## 9.63

$\Delta G^{\circ}= \Delta H^{\circ} - T \Delta S^{\circ}$

$\Delta G^{\circ}= -RT\ln K$

$\Delta G^{\circ}= \sum \Delta G_{f}^{\circ}(products) - \sum \Delta G_{f}^{\circ}(reactants)$

Rakhi Ratanjee 1D
Posts: 59
Joined: Fri Sep 29, 2017 7:04 am

### 9.63

This question asks to determine which compounds are stable in terms of decomposition into elements under standard conditions. The answer referenced the Gibbs free energy of formation and stated that if the Gibbs free energy is positive then the reaction is not favorable and if it is negative, then it is favorable.

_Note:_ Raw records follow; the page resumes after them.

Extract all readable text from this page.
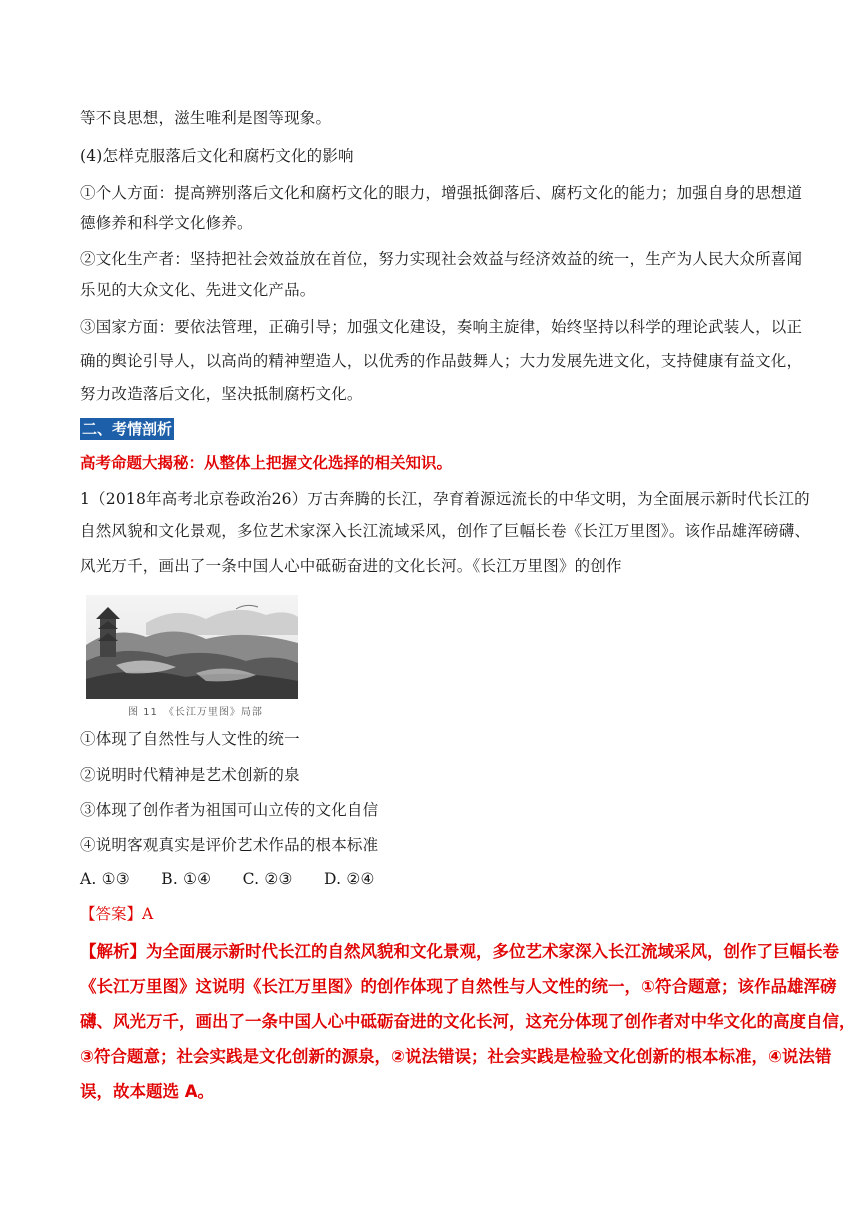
等不良思想，滋生唯利是图等现象。
(4)怎样克服落后文化和腐朽文化的影响
①个人方面：提高辨别落后文化和腐朽文化的眼力，增强抵御落后、腐朽文化的能力；加强自身的思想道
德修养和科学文化修养。
②文化生产者：坚持把社会效益放在首位，努力实现社会效益与经济效益的统一，生产为人民大众所喜闻
乐见的大众文化、先进文化产品。
③国家方面：要依法管理，正确引导；加强文化建设，奏响主旋律，始终坚持以科学的理论武装人，以正
确的舆论引导人，以高尚的精神塑造人，以优秀的作品鼓舞人；大力发展先进文化，支持健康有益文化，
努力改造落后文化，坚决抵制腐朽文化。
二、考情剖析
高考命题大揭秘：从整体上把握文化选择的相关知识。
1（2018年高考北京卷政治26）万古奔腾的长江，孕育着源远流长的中华文明，为全面展示新时代长江的
自然风貌和文化景观，多位艺术家深入长江流域采风，创作了巨幅长卷《长江万里图》。该作品雄浑磅礴、
风光万千，画出了一条中国人心中砥砺奋进的文化长河。《长江万里图》的创作
图 11　《长江万里图》局部
①体现了自然性与人文性的统一
②说明时代精神是艺术创新的泉
③体现了创作者为祖国可山立传的文化自信
④说明客观真实是评价艺术作品的根本标准
A. ①③　　B. ①④　　C. ②③　　D. ②④
【答案】A
【解析】为全面展示新时代长江的自然风貌和文化景观，多位艺术家深入长江流域采风，创作了巨幅长卷
《长江万里图》这说明《长江万里图》的创作体现了自然性与人文性的统一，①符合题意；该作品雄浑磅
礴、风光万千，画出了一条中国人心中砥砺奋进的文化长河，这充分体现了创作者对中华文化的高度自信，
③符合题意；社会实践是文化创新的源泉，②说法错误；社会实践是检验文化创新的根本标准，④说法错
误，故本题选 A。
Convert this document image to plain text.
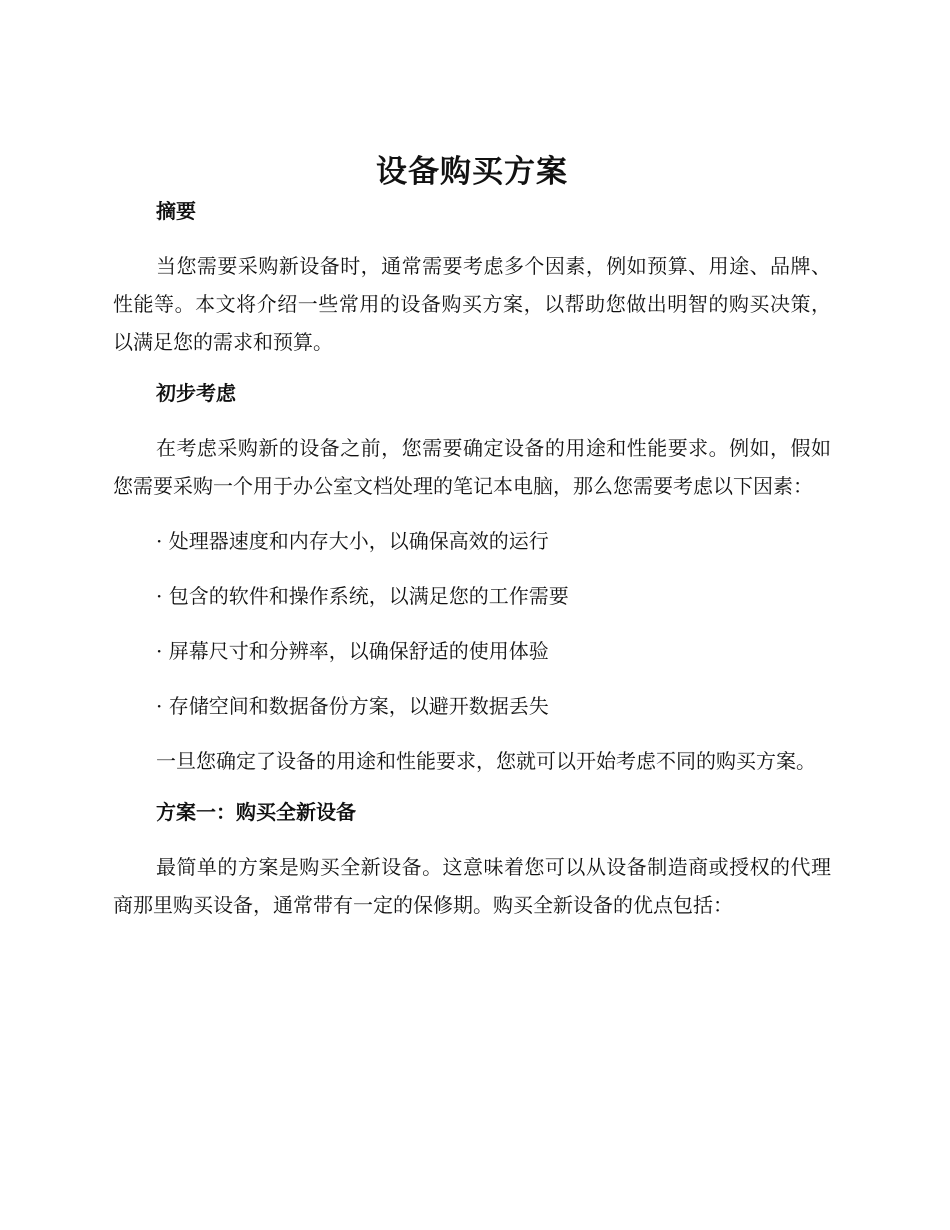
设备购买方案
摘要

当您需要采购新设备时，通常需要考虑多个因素，例如预算、用途、品牌、性能等。本文将介绍一些常用的设备购买方案，以帮助您做出明智的购买决策，以满足您的需求和预算。

初步考虑

在考虑采购新的设备之前，您需要确定设备的用途和性能要求。例如，假如您需要采购一个用于办公室文档处理的笔记本电脑，那么您需要考虑以下因素：

· 处理器速度和内存大小，以确保高效的运行
· 包含的软件和操作系统，以满足您的工作需要
· 屏幕尺寸和分辨率，以确保舒适的使用体验
· 存储空间和数据备份方案，以避开数据丢失

一旦您确定了设备的用途和性能要求，您就可以开始考虑不同的购买方案。

方案一：购买全新设备

最简单的方案是购买全新设备。这意味着您可以从设备制造商或授权的代理商那里购买设备，通常带有一定的保修期。购买全新设备的优点包括：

Therefore, A and D were stable. However, doesn't using the Gibbs free energy of formation imply that the reaction is in creating the compound, not decomposing it? Don't we have to flip the sign of the Gibbs free energy value to find the energy of the reverse reaction?

Joanne Guan 1B
Posts: 30
Joined: Sat Jul 22, 2017 3:01 am

### Re: 9.63

The book gives definitions for thermodynamically stable/unstable compounds. A stable compound has a negative standard Gibbs free energy, meaning the reaction goes toward the compound. An unstable compound has a positive standard Gibbs free energy, meaning the reaction goes toward the elements. The question is asking if the compounds are stable or not. Stability refers to the thermodynamic tendency of a compound decomposing into its elements.

zanekoch1A
Posts: 25
Joined: Thu Jul 13, 2017 3:00 am

### Re: 9.63

Doesn't the sign of gibbs that makes the reaction more stable depend on which side of the reaction the compound is written? If it is on the reactants then a positive gibbs would imply stability and if it is on the products a negative.